In the summer of 1938, a twenty-eight-year-old farm boy from the Upper Peninsula of Michigan found himself holed up in a London hotel room. He had just seventy-two hours to design a new aircraft, one that the British Air Ministry needed to prepare for a war that looked more likely with each passing day
The young engineer’s name was Clarence Johnson, but ever since he’d trounced a local bully in grade school, he went by the more defiant nickname: “Kelly,” which suited his fierce and pugnacious personality.
Shortly after being hired by Lockheed six years earlier, Johnson had walked into his new boss’s office, pointed to the company’s promising new aircraft, the Electra, revealed a critical instability and then proceeded to correct the errors to the company’s amazement.
He lived by the motto “Be quick, be quiet, be on time.” So, while in London to finalize the sale of the new Hudson bomber, the British Air Ministry requested numerous design changes, and Johnson took on the challenge over three nearly sleepless days.
Although amazed by the new design’s precision, Air Ministry officials asked if they could entrust the future of their air force to someone so young. In their wisdom, Lockheed officials said they had complete faith in Clarence “Kelly” Johnson.

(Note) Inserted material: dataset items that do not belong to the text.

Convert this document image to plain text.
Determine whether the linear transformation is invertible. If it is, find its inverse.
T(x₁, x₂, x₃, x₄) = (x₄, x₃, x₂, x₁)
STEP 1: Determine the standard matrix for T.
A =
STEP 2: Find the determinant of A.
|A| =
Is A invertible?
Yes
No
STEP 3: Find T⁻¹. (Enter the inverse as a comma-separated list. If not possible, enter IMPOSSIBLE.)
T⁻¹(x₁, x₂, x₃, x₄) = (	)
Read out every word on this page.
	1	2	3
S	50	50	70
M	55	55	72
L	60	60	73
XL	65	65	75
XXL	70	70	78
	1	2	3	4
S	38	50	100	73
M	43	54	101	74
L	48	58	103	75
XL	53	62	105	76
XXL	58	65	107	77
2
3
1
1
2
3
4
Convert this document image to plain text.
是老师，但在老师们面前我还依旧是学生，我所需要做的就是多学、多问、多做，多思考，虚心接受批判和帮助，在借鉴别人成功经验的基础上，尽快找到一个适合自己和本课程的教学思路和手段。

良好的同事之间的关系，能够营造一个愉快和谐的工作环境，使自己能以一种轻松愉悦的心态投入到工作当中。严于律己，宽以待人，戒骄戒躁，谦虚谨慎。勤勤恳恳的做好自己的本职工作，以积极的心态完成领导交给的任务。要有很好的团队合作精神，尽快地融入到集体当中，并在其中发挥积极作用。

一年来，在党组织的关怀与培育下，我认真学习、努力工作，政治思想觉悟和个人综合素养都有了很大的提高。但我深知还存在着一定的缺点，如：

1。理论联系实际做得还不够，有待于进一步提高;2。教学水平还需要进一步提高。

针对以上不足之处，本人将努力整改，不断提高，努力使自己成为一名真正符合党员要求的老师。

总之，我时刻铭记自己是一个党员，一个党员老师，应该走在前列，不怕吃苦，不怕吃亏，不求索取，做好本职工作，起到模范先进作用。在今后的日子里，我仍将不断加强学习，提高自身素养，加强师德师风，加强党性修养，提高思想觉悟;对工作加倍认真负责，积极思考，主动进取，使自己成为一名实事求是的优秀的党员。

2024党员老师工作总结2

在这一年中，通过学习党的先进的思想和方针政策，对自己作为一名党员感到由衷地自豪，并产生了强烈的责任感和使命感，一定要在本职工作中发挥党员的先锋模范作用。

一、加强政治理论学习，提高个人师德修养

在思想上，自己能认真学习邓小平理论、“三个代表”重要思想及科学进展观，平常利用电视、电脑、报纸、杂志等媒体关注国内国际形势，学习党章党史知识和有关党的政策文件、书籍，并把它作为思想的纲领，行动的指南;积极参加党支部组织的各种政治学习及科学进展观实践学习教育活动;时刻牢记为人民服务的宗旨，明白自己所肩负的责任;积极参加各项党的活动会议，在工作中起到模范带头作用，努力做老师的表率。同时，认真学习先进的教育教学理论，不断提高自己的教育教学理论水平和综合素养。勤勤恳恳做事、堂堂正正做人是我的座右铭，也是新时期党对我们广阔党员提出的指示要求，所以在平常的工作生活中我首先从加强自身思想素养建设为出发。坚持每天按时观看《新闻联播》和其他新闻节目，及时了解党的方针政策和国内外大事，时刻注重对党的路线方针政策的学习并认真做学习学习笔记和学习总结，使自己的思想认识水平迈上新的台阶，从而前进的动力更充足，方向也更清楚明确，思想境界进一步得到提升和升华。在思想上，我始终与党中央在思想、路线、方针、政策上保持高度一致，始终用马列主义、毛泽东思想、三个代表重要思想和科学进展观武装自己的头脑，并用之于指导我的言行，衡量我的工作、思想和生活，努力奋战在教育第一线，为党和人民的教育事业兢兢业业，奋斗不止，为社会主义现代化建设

In time, it proved to be one of the most important decisions in the company’s history.
Making Aviation History, Again and Again
To this day, Kelly Johnson’s resume of accomplishments reads like a list of the most iconic airplanes in aviation history.
During World War II, he designed the speedy P-38 Lightning, which pummeled destroyers and intercepted enemy fighters and bombers from Berlin to Tokyo; late in the war his team developed America’s first operational jet fighter, the P-80, in less than six months. Then he delivered the immortal Constellation, which revolutionized commercial aviation. By 1955, Johnson and his secret division of engineers—dubbed Skunk Works—launched the world’s first dedicated spy plane, the U-2, just nine months after receiving an official contract.
Imperious, passionate, and demanding, Johnson was just as likely to deliver a kick to someone’s pants as a compliment to his face. In the pursuit of breakthrough designs, he tolerated errors—with the caveat that they were made just once. He asked only for hard work, good communication, and unwavering honesty. Despite his volatile approach, Johnson earned unparalleled loyalty from his highly skilled team.
His favorite maxim? KISS—Keep It Simple, Stupid.
And thus, revolutionary aircraft after revolutionary aircraft—including perhaps Johnson’s greatest achievement, the SR-71 Blackbird, still the world’s fastest aircraft fifty years after its first flight—rolled off the Lockheed line under Johnson’s watch.
As Tony LaVier, Lockheed’s former chief test pilot and a frequent Kelly arm-wrestling opponent, said, it was Johnson’s planes that “kept us out of World War III.”
The Loyal Skunk
A born engineer—“I knew I wanted to design airplanes since I was twelve years old,” he once said—Kelly was offered the position of company president an unprecedented three times, but declined each time to oversee Skunk Works, where he remained a senior advisor even after his formal retirement in 1975.
In total, Johnson shepherded some forty military and civilian aircraft into production. Countless medals and honors followed, including Collier Trophies, the Medal of Freedom, National Medal of Science and National Security Medal. But it was Hall Hibbard, Kelly’s boss, who summed up his abilities best.
“That damn Swede,” Hibbard said, “can actually see air.”
Sources and Additional Reading
- Boyne, Walter J. “Lord of the Skunk Works,” Air Force Magazine, June 2005, vol. 88, no. 6.
- Garrison, Peter. “Head Skunk,” Air & Space. March 2010.
- Oliver, Myrna. “Kelly Johnson, Design Pioneer of Lockheed Aircraft, Dies,” Los Angeles Times. 22 December 1990.
- Rich, Ben. “Clarence Leonard Kelly Johnson 1910–1990,” National Academy of Sciences, accessed 8 September 2012.